La politique monétaire de la BCE affiche, jusqu’à présent, un faible taux de réussite

Depuis sa mise en place au printemps 2015, la politique monétaire non conventionnelle de la BCE (QE) a consisté à « imprimer » 1.200 milliards d’euros alors que dans le même temps la croissance de la zone euro n’a généré que 85 milliards d’euros environ.

En mars 2015, après avoir laissé entendre pendant 3 ans qu’elle utiliserait tous les moyens pour atteindre un triple objectif :

  • défendre l’Euro,
  • faire converger les taux d’intérêt des pays membres de la zone euro,
  • débloquer les canaux du crédit et relancer l’inflation,

la BCE a fini par concrétiser ses annonces par un plan de rachat aux banques de différentes catégories de titres (QE). Lors des opérations précédentes notamment les LTRO, il s’agissait essentiellement d’assurer la liquidité des banques.

Dans l’opération en cours, la BCE a rejoint les politiques menées par les banques centrales du Japon, de la Grande-Bretagne ou des Etats-Unis depuis plusieurs années. Il est pourtant difficile de considérer que ces politiques ont pleinement réussi.

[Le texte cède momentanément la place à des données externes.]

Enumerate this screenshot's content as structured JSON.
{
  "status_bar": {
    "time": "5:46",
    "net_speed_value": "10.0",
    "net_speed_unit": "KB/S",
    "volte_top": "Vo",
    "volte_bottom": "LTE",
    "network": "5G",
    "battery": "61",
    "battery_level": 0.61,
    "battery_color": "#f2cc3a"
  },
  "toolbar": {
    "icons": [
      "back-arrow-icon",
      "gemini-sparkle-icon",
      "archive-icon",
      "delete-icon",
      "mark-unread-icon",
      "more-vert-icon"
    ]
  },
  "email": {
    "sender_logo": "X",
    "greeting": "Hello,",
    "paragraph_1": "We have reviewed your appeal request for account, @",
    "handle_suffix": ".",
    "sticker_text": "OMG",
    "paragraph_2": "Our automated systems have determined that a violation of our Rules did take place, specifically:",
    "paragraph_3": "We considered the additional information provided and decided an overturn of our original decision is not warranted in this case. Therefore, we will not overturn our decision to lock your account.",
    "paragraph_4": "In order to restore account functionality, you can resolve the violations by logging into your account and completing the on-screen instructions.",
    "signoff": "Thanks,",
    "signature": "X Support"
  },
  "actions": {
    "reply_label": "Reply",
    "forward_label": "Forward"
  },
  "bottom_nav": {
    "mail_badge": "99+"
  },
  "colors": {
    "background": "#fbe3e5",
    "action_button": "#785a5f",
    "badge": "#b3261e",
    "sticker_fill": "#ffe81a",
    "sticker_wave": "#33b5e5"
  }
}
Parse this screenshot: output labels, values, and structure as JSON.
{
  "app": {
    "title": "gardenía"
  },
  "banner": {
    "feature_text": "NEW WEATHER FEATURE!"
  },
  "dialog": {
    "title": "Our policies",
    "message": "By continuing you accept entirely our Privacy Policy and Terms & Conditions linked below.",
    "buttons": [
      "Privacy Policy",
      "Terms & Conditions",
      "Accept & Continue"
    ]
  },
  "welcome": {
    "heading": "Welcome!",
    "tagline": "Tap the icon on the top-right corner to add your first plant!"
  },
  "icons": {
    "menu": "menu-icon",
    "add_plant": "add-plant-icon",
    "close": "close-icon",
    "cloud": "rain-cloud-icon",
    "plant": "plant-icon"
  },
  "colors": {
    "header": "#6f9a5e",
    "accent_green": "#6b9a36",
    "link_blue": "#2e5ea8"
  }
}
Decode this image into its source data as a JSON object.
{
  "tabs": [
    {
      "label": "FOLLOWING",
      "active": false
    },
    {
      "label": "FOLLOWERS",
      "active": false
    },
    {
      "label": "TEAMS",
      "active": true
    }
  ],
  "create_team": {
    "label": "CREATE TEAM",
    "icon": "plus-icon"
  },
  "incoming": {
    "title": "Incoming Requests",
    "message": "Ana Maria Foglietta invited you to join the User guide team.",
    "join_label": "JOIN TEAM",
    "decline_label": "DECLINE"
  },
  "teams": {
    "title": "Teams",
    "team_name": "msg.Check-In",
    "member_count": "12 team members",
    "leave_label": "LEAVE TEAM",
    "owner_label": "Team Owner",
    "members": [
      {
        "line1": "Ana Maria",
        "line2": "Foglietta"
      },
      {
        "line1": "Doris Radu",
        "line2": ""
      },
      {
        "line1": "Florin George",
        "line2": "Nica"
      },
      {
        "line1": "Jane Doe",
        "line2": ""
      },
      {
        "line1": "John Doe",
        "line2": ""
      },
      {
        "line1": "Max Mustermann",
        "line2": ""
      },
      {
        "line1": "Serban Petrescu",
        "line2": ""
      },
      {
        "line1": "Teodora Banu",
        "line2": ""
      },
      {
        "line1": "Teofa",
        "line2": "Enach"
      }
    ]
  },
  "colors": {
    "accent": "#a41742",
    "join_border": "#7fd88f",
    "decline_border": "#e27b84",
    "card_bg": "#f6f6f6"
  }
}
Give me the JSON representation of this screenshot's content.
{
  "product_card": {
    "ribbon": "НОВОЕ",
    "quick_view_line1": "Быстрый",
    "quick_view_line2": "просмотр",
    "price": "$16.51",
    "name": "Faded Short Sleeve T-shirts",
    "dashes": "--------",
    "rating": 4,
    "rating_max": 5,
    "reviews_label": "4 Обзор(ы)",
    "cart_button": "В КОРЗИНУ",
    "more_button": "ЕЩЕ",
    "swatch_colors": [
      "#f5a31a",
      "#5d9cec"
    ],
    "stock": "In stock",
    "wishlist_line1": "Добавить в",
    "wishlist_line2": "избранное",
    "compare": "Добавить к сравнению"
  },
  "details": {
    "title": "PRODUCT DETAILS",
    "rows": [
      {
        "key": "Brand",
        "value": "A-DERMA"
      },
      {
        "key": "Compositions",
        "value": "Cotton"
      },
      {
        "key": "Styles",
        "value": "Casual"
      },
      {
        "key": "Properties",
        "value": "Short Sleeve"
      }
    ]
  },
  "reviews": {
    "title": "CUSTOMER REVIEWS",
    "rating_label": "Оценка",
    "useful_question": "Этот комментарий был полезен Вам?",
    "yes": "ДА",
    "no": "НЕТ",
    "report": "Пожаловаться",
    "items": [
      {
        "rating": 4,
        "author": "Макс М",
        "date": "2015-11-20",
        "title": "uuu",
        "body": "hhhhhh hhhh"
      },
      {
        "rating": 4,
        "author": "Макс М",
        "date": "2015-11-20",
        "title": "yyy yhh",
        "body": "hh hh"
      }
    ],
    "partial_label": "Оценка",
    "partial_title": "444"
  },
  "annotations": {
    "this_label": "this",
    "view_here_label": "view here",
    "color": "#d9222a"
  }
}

Dans le cas du Japon elles ont même complètement échoué. Le principe consiste à fournir des liquidités aux banques à des taux de refinancement très bas afin qu’elles soient incitées à accorder des crédits destinés à la consommation ou à des investissements et de créer ainsi de la croissance. Aux deux tiers de la durée officielle du QE de la BCE, les 3 objectifs poursuivis n’ont été que très partiellement atteints.

 

Premier objectif : défendre l’Euro

Cet objectif passait par une plus forte convergence entre les économies, ce qui se serait mesuré notamment par un rapprochement des taux des pays du Nord et ceux du Sud. Comme l’illustre ce graphe, cela n’a pas été tout à fait le cas. Lors de toute nouvelle crise (Brexit, inquiétudes au Portugal ou en Italie…) on assiste à des ventes de titres émis par les gouvernements du sud de l’Europe et en conséquence à un élargissement des spreads de taux avec les pays du Nord de l’Europe, en particulier l’Allemagne.

Il est plus que probable que si la Grèce rencontre de nouvelles difficultés pour assurer ses prochains remboursements ou si une banque italienne connait un accident de parcours, la convergence des taux serait difficile à maintenir.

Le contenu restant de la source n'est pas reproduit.